Income investors face a brave new world in 2014 that is punctuated by real interest rates trending higher and the Federal Reserve slowly reducing the pace of their quantitative easing measures. This has led to fears of a massive shift in asset allocation from traditional fixed-income to equities and alternative investments. In fact, many have abandoned bonds altogether and have sworn off owning them for the foreseeable future. On the flip side, stalwart income seekers have shifted a tremendous amount of their holdings to short duration or credit sensitive holdings which have thrived in 2013.
The key to success in 2014 will be to strike a balance between credit, duration, and sector exposure to achieve positive returns in fixed-income. One thing that can’t be discounted is the level of income, diversification, and low volatility that is needed by retirees, pensions, and a host of other conservative investors. Bond’s shouldn’t be ignored, but rather implemented in a strategic manner to achieve your investment goals with the knowledge that there may be speed bumps along the way.
The following are some of my thoughts pertaining to opportunities and risks in bonds over the next 12 months.
Most investors perceive rising interest rates to be the biggest risk to bond holders over the next year.
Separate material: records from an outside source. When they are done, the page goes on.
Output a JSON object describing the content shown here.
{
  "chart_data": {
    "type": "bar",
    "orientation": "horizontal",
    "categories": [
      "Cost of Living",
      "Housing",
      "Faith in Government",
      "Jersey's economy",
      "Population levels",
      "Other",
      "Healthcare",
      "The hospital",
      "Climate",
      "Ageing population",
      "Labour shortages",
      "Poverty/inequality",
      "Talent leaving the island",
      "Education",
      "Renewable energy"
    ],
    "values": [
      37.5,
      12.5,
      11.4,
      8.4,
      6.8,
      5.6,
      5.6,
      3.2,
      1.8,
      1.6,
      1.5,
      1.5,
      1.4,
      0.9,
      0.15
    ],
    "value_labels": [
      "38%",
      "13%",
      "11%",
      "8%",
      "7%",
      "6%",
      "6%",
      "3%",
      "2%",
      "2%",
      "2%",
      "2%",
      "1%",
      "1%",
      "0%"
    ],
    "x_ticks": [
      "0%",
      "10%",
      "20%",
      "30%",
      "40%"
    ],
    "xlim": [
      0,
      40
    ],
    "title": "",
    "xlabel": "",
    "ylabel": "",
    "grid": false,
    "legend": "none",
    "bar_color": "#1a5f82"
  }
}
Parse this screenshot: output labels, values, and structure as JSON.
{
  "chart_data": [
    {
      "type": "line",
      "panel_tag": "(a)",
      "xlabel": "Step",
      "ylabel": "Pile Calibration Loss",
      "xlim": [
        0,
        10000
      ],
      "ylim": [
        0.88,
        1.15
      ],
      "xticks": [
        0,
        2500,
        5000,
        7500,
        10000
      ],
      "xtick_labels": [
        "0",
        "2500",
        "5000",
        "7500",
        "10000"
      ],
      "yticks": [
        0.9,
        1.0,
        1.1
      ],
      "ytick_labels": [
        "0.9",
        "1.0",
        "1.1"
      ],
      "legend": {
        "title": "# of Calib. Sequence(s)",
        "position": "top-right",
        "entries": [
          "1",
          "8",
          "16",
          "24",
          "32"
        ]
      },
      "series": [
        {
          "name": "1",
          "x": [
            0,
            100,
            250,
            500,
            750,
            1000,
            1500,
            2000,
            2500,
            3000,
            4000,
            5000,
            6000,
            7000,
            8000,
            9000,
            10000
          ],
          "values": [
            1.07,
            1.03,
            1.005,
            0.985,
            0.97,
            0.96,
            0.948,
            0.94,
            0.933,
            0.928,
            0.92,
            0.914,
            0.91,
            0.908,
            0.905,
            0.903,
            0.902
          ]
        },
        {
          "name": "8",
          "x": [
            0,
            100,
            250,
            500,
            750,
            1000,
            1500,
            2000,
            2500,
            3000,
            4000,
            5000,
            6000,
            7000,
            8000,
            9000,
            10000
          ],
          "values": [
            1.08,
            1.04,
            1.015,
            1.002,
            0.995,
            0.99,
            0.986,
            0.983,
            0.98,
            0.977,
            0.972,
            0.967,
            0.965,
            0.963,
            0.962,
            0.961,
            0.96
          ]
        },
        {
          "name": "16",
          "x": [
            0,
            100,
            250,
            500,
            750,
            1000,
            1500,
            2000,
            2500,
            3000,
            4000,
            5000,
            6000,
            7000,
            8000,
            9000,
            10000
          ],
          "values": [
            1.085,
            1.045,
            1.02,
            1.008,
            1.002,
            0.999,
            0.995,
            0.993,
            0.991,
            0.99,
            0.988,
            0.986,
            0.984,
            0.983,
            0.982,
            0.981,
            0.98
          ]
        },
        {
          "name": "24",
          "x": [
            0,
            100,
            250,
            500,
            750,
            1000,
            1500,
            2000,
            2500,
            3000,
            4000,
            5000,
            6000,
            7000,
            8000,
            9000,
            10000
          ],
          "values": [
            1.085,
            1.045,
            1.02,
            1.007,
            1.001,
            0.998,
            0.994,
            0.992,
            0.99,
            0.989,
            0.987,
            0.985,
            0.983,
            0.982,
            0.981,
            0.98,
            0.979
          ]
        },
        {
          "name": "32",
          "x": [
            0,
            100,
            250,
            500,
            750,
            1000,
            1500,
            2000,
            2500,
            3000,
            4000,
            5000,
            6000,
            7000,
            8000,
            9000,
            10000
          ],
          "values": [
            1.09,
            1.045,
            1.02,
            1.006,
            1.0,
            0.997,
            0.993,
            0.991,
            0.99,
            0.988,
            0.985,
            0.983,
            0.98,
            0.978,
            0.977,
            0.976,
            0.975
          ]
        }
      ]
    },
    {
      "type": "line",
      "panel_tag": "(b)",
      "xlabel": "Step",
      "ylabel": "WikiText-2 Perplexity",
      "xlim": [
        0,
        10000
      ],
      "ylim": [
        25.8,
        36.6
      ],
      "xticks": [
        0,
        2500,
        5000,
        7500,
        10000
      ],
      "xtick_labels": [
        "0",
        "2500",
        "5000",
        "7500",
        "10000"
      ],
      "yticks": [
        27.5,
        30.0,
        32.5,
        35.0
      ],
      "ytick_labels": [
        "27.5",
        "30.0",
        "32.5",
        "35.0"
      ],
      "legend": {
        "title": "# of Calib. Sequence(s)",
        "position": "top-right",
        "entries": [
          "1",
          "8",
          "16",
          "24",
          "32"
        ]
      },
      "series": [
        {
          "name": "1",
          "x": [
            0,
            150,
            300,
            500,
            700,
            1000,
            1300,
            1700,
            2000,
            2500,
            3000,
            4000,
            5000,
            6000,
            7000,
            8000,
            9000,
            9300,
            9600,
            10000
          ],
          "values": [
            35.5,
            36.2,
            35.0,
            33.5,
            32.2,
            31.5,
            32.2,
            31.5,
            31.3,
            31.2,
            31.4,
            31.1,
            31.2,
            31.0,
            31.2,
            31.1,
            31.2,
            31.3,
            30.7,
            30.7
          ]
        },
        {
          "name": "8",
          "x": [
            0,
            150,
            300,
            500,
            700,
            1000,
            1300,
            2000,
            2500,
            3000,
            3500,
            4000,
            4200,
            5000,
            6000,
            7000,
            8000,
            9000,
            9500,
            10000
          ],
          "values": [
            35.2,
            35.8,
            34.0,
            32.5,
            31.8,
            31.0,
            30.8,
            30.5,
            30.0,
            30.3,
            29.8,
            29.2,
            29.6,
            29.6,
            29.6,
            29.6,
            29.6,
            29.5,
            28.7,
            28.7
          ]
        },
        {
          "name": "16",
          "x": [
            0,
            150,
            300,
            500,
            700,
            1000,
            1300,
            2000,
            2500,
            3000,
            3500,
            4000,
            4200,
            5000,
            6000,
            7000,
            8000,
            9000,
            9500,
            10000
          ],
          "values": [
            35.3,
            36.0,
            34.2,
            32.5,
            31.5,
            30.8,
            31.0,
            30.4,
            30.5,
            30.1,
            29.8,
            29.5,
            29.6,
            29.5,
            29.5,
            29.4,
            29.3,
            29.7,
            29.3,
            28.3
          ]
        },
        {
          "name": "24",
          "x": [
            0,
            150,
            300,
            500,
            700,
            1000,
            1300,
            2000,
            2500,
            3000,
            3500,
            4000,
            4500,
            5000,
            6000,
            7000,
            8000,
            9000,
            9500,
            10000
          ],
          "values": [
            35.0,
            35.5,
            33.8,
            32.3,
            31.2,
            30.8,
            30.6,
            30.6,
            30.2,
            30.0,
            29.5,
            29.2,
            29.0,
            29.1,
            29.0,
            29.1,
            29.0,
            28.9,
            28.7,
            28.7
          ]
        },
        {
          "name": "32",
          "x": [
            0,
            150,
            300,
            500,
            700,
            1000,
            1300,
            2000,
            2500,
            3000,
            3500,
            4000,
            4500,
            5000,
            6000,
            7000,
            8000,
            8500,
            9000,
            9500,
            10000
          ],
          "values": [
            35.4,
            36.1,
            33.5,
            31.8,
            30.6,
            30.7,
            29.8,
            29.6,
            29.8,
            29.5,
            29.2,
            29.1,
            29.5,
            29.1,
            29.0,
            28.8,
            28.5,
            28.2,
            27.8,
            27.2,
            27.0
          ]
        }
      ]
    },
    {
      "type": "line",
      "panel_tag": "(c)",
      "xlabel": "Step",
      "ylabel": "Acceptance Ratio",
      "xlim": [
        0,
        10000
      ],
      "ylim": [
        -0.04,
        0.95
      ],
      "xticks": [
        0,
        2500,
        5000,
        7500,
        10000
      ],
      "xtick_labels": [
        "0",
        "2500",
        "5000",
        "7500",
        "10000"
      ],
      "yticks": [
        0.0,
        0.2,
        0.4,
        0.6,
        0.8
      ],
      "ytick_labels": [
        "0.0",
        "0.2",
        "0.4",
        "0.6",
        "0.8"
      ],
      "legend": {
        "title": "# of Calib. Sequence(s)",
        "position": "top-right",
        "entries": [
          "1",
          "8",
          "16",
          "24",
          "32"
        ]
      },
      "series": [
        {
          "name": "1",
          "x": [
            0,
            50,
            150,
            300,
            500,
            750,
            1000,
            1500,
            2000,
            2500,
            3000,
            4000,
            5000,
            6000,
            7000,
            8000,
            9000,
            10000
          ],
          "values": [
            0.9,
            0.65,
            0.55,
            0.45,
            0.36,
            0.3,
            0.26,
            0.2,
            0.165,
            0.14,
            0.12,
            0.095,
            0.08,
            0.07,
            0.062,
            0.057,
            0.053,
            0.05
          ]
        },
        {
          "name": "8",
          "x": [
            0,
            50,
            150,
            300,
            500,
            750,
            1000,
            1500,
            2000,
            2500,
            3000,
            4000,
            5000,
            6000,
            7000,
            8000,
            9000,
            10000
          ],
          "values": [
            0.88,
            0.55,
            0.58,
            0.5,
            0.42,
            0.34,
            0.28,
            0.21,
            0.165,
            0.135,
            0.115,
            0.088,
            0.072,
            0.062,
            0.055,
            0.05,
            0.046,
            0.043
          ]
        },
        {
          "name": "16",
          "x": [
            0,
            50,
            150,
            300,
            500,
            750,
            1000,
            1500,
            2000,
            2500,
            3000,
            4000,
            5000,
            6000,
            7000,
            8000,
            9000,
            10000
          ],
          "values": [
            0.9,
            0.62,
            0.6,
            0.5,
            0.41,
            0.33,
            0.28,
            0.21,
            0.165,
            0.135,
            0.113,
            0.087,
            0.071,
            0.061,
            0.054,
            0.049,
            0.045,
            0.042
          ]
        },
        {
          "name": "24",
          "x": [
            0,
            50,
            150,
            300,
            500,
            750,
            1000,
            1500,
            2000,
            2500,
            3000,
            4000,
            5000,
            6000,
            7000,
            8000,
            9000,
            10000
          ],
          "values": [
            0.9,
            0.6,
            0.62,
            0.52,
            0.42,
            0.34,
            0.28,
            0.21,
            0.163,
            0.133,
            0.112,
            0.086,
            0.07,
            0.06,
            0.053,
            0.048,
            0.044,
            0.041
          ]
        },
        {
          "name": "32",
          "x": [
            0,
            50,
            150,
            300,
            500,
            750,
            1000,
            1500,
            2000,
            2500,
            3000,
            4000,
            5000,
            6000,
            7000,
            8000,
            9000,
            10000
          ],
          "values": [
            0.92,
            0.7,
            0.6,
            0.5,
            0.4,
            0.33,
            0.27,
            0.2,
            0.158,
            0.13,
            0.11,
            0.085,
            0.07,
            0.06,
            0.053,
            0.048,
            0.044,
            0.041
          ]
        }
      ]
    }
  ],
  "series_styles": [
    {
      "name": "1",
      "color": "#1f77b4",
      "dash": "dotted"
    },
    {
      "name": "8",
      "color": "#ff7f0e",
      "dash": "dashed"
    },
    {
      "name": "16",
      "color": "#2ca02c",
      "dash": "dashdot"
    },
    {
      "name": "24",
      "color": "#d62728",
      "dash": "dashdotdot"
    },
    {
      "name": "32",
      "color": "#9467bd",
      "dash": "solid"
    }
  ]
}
There are a number of ways that ETF investors can combat rising rates. One such method would be to purchase a rising rate fund such as the ProShares 20+ Year Short Treasury ETF (TBF). This fund essentially moves in the same direction as long-term interest rates and can hedge off a portion of the volatility in your fixed-income portfolio.
At this stage, it’s important to remember that interest rates have already risen considerably since their 2013 low. They will more than likely continue to meander through 2014 with a variety of ups and downs along the way. If you are planning on shorting treasury bonds, make sure that you do so with a risk management approach that takes into account the potential for deflation.